Lead researcher Claire Houghton, of the University of Edinburgh’s School of Social and Political Science, said the new law better reflects how adult victims experience domestic abuse.
But the study found there was limited awareness of what constitutes criminal behaviour amongst the public – including victims and witnesses – and the professionals that participants encountered.
Recommendations for improvement
Victims and witnesses identified areas of the justice response that could be improved. Among them was a need to increase public and professional awareness of the new legislation and consistent practice in the investigation and prosecution of domestic abuse.
Other suggested improvements included improving victim and witness safety at all stages of the process, reducing court delays and the number of adjournments and removing adult and child victims/witnesses from court settings.
Further key observations in the study included parents and child witnesses reporting that harm to children was insufficiently recognised. They felt perpetrators were not held accountable for the impact that domestic abuse had on the whole family.
Although there were some positive examples of reporting to the police, this was not the experience of the majority of participants. The immediate aftermath of reporting domestic abuse was a time of particular vulnerability for victims and witnesses.
Participants reported that going to court was difficult and, for many, frightening and traumatic. Feeling uninformed, giving evidence in an adversarial process, court adjournments and delays significantly impacted on their mental health.
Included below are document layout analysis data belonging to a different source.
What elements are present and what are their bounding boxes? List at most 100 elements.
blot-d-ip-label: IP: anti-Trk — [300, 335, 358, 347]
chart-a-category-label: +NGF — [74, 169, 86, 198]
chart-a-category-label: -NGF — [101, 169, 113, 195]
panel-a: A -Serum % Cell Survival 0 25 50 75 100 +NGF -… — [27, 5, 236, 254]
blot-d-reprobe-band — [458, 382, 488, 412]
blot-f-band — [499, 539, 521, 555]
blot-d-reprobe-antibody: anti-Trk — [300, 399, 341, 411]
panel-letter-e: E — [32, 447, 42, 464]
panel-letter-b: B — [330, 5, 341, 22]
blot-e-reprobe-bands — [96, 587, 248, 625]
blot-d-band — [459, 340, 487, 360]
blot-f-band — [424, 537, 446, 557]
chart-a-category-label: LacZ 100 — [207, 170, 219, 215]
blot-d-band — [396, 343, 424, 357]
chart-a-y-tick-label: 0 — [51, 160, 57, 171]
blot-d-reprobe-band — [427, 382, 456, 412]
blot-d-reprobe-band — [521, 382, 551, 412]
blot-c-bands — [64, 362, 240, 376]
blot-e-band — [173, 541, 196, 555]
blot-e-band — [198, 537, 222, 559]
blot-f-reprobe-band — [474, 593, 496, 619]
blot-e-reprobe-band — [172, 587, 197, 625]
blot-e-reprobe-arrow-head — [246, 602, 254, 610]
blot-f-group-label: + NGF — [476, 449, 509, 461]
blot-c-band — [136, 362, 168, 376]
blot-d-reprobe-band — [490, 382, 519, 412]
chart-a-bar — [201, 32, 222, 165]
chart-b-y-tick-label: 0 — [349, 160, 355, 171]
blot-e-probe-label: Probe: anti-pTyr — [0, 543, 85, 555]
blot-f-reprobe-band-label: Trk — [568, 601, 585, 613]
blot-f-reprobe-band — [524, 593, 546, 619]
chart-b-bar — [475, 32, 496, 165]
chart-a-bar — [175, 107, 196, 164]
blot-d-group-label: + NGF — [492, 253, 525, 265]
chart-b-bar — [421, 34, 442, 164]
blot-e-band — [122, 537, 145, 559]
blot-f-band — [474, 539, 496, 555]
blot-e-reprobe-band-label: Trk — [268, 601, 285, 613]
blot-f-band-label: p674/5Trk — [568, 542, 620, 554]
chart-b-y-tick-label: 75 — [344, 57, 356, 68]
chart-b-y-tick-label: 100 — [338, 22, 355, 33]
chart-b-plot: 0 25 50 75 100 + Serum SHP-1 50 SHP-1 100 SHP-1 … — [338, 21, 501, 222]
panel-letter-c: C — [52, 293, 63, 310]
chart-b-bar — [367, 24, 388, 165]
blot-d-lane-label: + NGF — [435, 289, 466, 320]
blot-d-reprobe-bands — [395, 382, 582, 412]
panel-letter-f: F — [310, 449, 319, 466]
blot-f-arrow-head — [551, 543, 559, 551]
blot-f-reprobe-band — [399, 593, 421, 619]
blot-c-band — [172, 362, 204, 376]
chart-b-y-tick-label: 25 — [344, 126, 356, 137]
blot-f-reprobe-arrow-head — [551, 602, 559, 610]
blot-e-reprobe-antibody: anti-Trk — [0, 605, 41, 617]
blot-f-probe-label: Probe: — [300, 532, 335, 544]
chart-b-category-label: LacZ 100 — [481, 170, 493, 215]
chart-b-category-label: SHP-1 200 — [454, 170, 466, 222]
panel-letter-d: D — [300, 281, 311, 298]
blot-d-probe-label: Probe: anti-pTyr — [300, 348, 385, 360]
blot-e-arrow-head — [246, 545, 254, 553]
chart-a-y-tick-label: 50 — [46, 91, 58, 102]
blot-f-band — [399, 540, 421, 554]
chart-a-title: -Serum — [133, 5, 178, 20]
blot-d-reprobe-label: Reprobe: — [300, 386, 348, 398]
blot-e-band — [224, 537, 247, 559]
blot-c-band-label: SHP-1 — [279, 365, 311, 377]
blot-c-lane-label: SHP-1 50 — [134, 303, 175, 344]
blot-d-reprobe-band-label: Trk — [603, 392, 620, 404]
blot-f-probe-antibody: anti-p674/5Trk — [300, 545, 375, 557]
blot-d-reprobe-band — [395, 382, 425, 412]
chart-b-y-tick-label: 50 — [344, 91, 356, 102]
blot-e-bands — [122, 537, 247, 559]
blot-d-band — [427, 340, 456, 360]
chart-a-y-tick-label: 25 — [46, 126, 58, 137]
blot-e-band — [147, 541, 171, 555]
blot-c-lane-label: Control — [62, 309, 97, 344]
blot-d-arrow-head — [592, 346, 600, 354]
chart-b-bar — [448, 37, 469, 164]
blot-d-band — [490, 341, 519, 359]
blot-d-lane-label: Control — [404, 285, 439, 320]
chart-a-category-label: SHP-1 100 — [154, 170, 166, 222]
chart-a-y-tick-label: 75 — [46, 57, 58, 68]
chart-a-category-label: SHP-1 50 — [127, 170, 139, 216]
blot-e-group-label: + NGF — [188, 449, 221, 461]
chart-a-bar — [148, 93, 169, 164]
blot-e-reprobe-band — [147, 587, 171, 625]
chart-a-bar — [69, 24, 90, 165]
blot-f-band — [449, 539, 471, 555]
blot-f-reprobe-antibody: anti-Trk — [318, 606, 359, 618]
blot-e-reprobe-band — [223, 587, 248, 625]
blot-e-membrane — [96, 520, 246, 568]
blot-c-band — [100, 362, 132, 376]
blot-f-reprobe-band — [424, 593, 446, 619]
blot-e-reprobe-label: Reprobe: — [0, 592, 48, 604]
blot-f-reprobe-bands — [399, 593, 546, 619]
Respondents raised the potential for courts to empower and provide a sense of closure to victims and witnesses, particularly when support and advocacy was provided.
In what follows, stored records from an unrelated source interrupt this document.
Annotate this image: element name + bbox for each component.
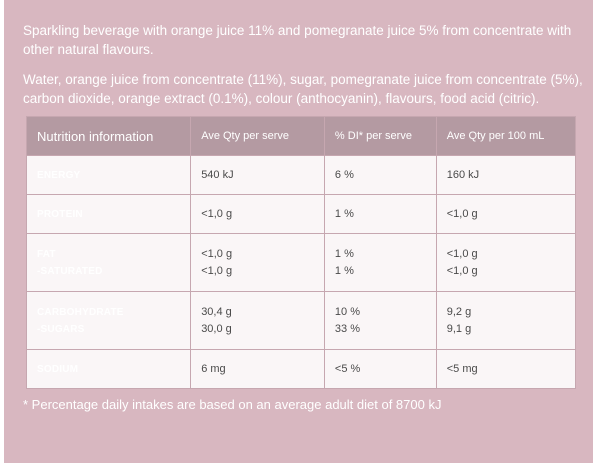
table-row-sodium: SODIUM 6 mg <5 % <5 mg bbox=[25, 349, 577, 389]
row-label: ENERGY bbox=[25, 155, 192, 195]
cell-sub-value: 9,1 g bbox=[446, 322, 472, 335]
table-row-energy: ENERGY 540 kJ 6 % 160 kJ bbox=[25, 155, 577, 195]
cell-serve: <1,0 g bbox=[190, 194, 325, 234]
row-label-text: SODIUM bbox=[37, 363, 79, 375]
cell-value: <1,0 g bbox=[446, 207, 478, 220]
header-ave-qty-per-100ml: Ave Qty per 100 mL bbox=[435, 116, 577, 156]
row-label: FAT -SATURATED bbox=[25, 233, 192, 292]
row-label-text: FAT bbox=[37, 248, 56, 260]
cell-sub-value: 30,0 g bbox=[201, 322, 232, 335]
product-description: Sparkling beverage with orange juice 11%… bbox=[23, 23, 572, 57]
cell-serve: 6 mg bbox=[190, 349, 325, 389]
product-info-panel: Sparkling beverage with orange juice 11%… bbox=[4, 0, 593, 463]
cell-value: 10 % bbox=[334, 305, 360, 318]
cell-value: <1,0 g bbox=[446, 247, 478, 260]
table-row-fat: FAT -SATURATED <1,0 g <1,0 g 1 % 1 % <1,… bbox=[25, 233, 577, 292]
nutrition-table: Nutrition information Ave Qty per serve … bbox=[25, 116, 577, 389]
cell-di: 10 % 33 % bbox=[323, 291, 437, 350]
cell-sub-value: 33 % bbox=[334, 322, 360, 335]
cell-value: 30,4 g bbox=[201, 305, 232, 318]
cell-serve: 30,4 g 30,0 g bbox=[190, 291, 325, 350]
header-di-per-serve: % DI* per serve bbox=[323, 116, 437, 156]
cell-di: 6 % bbox=[323, 155, 437, 195]
cell-value: 1 % bbox=[334, 247, 354, 260]
cell-sub-value: <1,0 g bbox=[201, 264, 233, 277]
cell-per100: <5 mg bbox=[435, 349, 577, 389]
ingredients-list: Water, orange juice from concentrate (11… bbox=[23, 72, 583, 106]
cell-sub-value: <1,0 g bbox=[446, 264, 478, 277]
cell-value: <5 mg bbox=[446, 362, 478, 375]
row-label-text: CARBOHYDRATE bbox=[37, 306, 124, 318]
row-label-text: ENERGY bbox=[37, 169, 81, 181]
cell-di: 1 % bbox=[323, 194, 437, 234]
cell-value: 6 % bbox=[334, 168, 354, 181]
cell-value: 9,2 g bbox=[446, 305, 472, 318]
daily-intake-footnote: * Percentage daily intakes are based on … bbox=[23, 397, 442, 412]
header-ave-qty-per-serve: Ave Qty per serve bbox=[190, 116, 325, 156]
cell-value: <1,0 g bbox=[201, 207, 233, 220]
table-row-protein: PROTEIN <1,0 g 1 % <1,0 g bbox=[25, 194, 577, 234]
cell-value: 160 kJ bbox=[446, 168, 480, 181]
table-row-carbohydrate: CARBOHYDRATE -SUGARS 30,4 g 30,0 g 10 % … bbox=[25, 291, 577, 350]
row-label: SODIUM bbox=[25, 349, 192, 389]
cell-per100: 160 kJ bbox=[435, 155, 577, 195]
cell-serve: 540 kJ bbox=[190, 155, 325, 195]
row-sublabel-text: -SATURATED bbox=[37, 265, 103, 277]
nutrition-table-header: Nutrition information Ave Qty per serve … bbox=[25, 116, 577, 156]
row-sublabel-text: -SUGARS bbox=[37, 323, 85, 335]
cell-per100: <1,0 g bbox=[435, 194, 577, 234]
row-label: CARBOHYDRATE -SUGARS bbox=[25, 291, 192, 350]
cell-serve: <1,0 g <1,0 g bbox=[190, 233, 325, 292]
cell-per100: <1,0 g <1,0 g bbox=[435, 233, 577, 292]
row-label: PROTEIN bbox=[25, 194, 192, 234]
cell-di: 1 % 1 % bbox=[323, 233, 437, 292]
cell-di: <5 % bbox=[323, 349, 437, 389]
cell-value: 540 kJ bbox=[201, 168, 234, 181]
cell-value: <5 % bbox=[334, 362, 361, 375]
cell-value: 6 mg bbox=[201, 362, 226, 375]
cell-value: <1,0 g bbox=[201, 247, 233, 260]
header-nutrition-information: Nutrition information bbox=[25, 116, 192, 156]
cell-value: 1 % bbox=[334, 207, 354, 220]
cell-sub-value: 1 % bbox=[334, 264, 354, 277]
cell-per100: 9,2 g 9,1 g bbox=[435, 291, 577, 350]
row-label-text: PROTEIN bbox=[37, 208, 83, 220]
Safety was not consistently ensured for all participants before, during or after proceedings, according to the study. This was contrary to their expectations that reporting would stop abuse and provide safety for themselves, family and friends.
“Despite their traumatic experiences, most survivors we spoke to were keen that others should report abuse. They felt that increased awareness of the new law, alongside urgent action to improve the justice system’s response would be helpful,” said Dr Houghton.
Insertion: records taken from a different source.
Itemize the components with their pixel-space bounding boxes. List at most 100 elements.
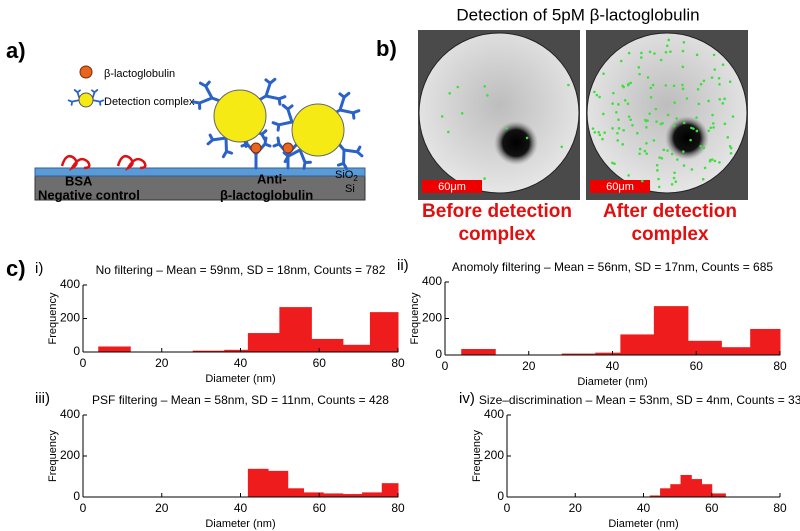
particle [622,129,625,132]
particle [655,120,658,123]
particle [602,72,605,75]
particle [440,115,444,118]
protein [282,142,294,154]
particle [701,177,705,181]
y-tick-label: 0 [73,489,80,503]
particle [623,98,627,102]
micrograph: 60μm [418,30,580,200]
particle [664,50,668,54]
particle [643,149,647,153]
particle [721,102,725,105]
particle [617,118,620,122]
x-tick-label: 60 [690,359,704,373]
bar [342,344,371,353]
particle [593,90,596,94]
y-tick-label: 200 [60,448,80,462]
particle [713,68,717,71]
bar [461,349,496,356]
particle [617,103,620,106]
complex [291,103,345,157]
particle [657,177,660,181]
chart-title: PSF filtering – Mean = 58nm, SD = 11nm, … [92,393,389,407]
panel-label: b) [376,36,397,61]
particle [560,145,564,149]
particle [636,131,639,135]
particle [695,116,698,119]
particle [649,86,653,90]
particle [483,177,486,180]
label: Anti- [257,171,287,186]
particle [682,40,686,44]
particle [611,161,614,165]
particle [598,95,601,99]
x-tick-label: 60 [313,356,327,370]
x-axis-label: Diameter (nm) [205,373,275,385]
bar [680,474,692,498]
particle [646,76,650,79]
particle [525,136,529,140]
micrograph: 60μm [586,30,748,200]
particle [627,51,631,55]
particle [456,85,460,89]
bar [98,346,131,353]
particle [603,131,606,134]
particle [711,113,714,117]
particle [672,176,676,180]
particle [595,93,599,97]
particle [483,85,487,88]
particle [672,124,676,128]
particle [612,91,615,95]
y-axis-label: Frequency [47,292,59,344]
x-axis-label: Diameter (nm) [577,376,647,388]
particle [648,112,651,115]
particle [702,146,706,150]
chart-title: Anomoly filtering – Mean = 56nm, SD = 17… [452,260,774,274]
particle [627,174,630,177]
x-tick-label: 40 [234,356,248,370]
particle [639,56,643,59]
bar [660,488,672,498]
label: Si [345,183,355,195]
particle [707,99,710,103]
bar [701,484,713,498]
label: Negative control [38,187,140,202]
panel-label: i) [35,260,43,277]
x-tick-label: 80 [391,501,405,515]
bar [687,340,722,356]
particle [598,133,602,137]
particle [718,97,722,101]
caption: complex [458,224,536,245]
protein-icon [79,65,93,79]
particle [631,123,634,127]
particle [672,84,676,88]
label: SiO2 [335,169,358,183]
sio2-layer [34,167,366,177]
particle [712,53,716,57]
particle [654,107,658,111]
x-tick-label: 80 [773,359,787,373]
particle [726,136,730,139]
panel-label: a) [6,38,26,63]
particle [645,152,649,155]
particle [681,87,685,91]
particle [699,82,703,86]
particle [723,122,727,126]
x-tick-label: 0 [442,359,449,373]
particle [638,152,641,156]
particle [615,110,618,114]
particle [637,66,641,69]
y-axis-label: Frequency [471,430,483,482]
particle [611,127,614,130]
complex [213,89,267,143]
particle [629,81,633,85]
particle [689,138,692,142]
particle [659,58,663,62]
particle [665,44,669,48]
particle [644,119,648,123]
bsa-shape [60,155,147,171]
particle [685,97,689,100]
particle [702,79,706,83]
particle [675,117,678,120]
particle [659,122,663,126]
particle [655,163,659,167]
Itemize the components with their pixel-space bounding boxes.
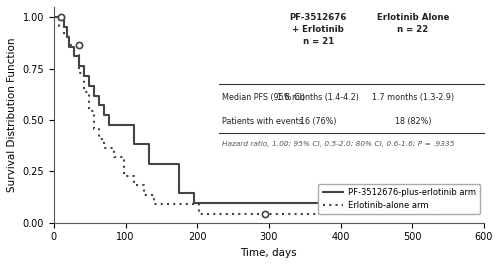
Text: Median PFS (95% CI): Median PFS (95% CI) xyxy=(222,93,304,102)
Text: Patients with events: Patients with events xyxy=(222,117,302,126)
Text: 1.7 months (1.3-2.9): 1.7 months (1.3-2.9) xyxy=(372,93,454,102)
Text: 18 (82%): 18 (82%) xyxy=(394,117,431,126)
Text: 16 (76%): 16 (76%) xyxy=(300,117,337,126)
Y-axis label: Survival Distribution Function: Survival Distribution Function xyxy=(7,38,17,192)
Text: 1.6 months (1.4-4.2): 1.6 months (1.4-4.2) xyxy=(278,93,359,102)
X-axis label: Time, days: Time, days xyxy=(240,248,297,258)
Legend: PF-3512676-plus-erlotinib arm, Erlotinib-alone arm: PF-3512676-plus-erlotinib arm, Erlotinib… xyxy=(318,184,480,214)
Text: Erlotinib Alone
n = 22: Erlotinib Alone n = 22 xyxy=(376,14,449,34)
Text: PF-3512676
+ Erlotinib
n = 21: PF-3512676 + Erlotinib n = 21 xyxy=(290,14,347,46)
Text: Hazard ratio, 1.00; 95% CI, 0.5-2.0; 80% CI, 0.6-1.6; P = .9335: Hazard ratio, 1.00; 95% CI, 0.5-2.0; 80%… xyxy=(222,141,454,147)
Scottish Women’s Aid Chief Executive, Dr Marsha Scott, said the ‘world leading’ legislation could dramatically change the way the justice system responds to women and children, but there is still work to be done.
“We know that children have little or no access to justice – not even the limited justice their mothers can access – and we want to see that change,” said Dr Scott.
ASSIST Operations Manager Fiona McMullen said victims and their children deserve a swift journey to justice which recognises domestic abuse as a distinct and unique crime.
“Keeping vulnerable witnesses out of the court room would particularly resonate with ASSIST’s experience of supporting victims of domestic abuse and their children,” said Ms McMullen.
Edinburgh Women’s Aid Chief Executive Officer Linda Rodgers said specialist court support services, such as EDDACS and ASSIST, are a vital element in ensuring that women’s and children’s voices are heard in the justice system.
“Court support should be available to anyone going through the criminal courts for domestic abuse. This report echoes what women tell us time and time again about their experiences of the justice system,” said Ms Rodgers.
Read the report
- Read the full report on the Scottish Government website.
- Read a user-friendly summary of the report.
- Read the executive summary.
The report authors would like to gratefully acknowledge the work of the Research Advisory Group: Police Scotland, Crown Office and Procurator Fiscal Service, ASSIST, Scottish Women’s Aid, EDDACs/Edinburgh Women’s Aid and the Scottish Government. All partners would like to thank the participants of the study – they said it was a privilege to hear their stories and their ideas for change. All partners will continue to collaborate and act on the findings to improve the response to domestic abuse and ensure adult and child victims and witnesses feel safe, heard and supported.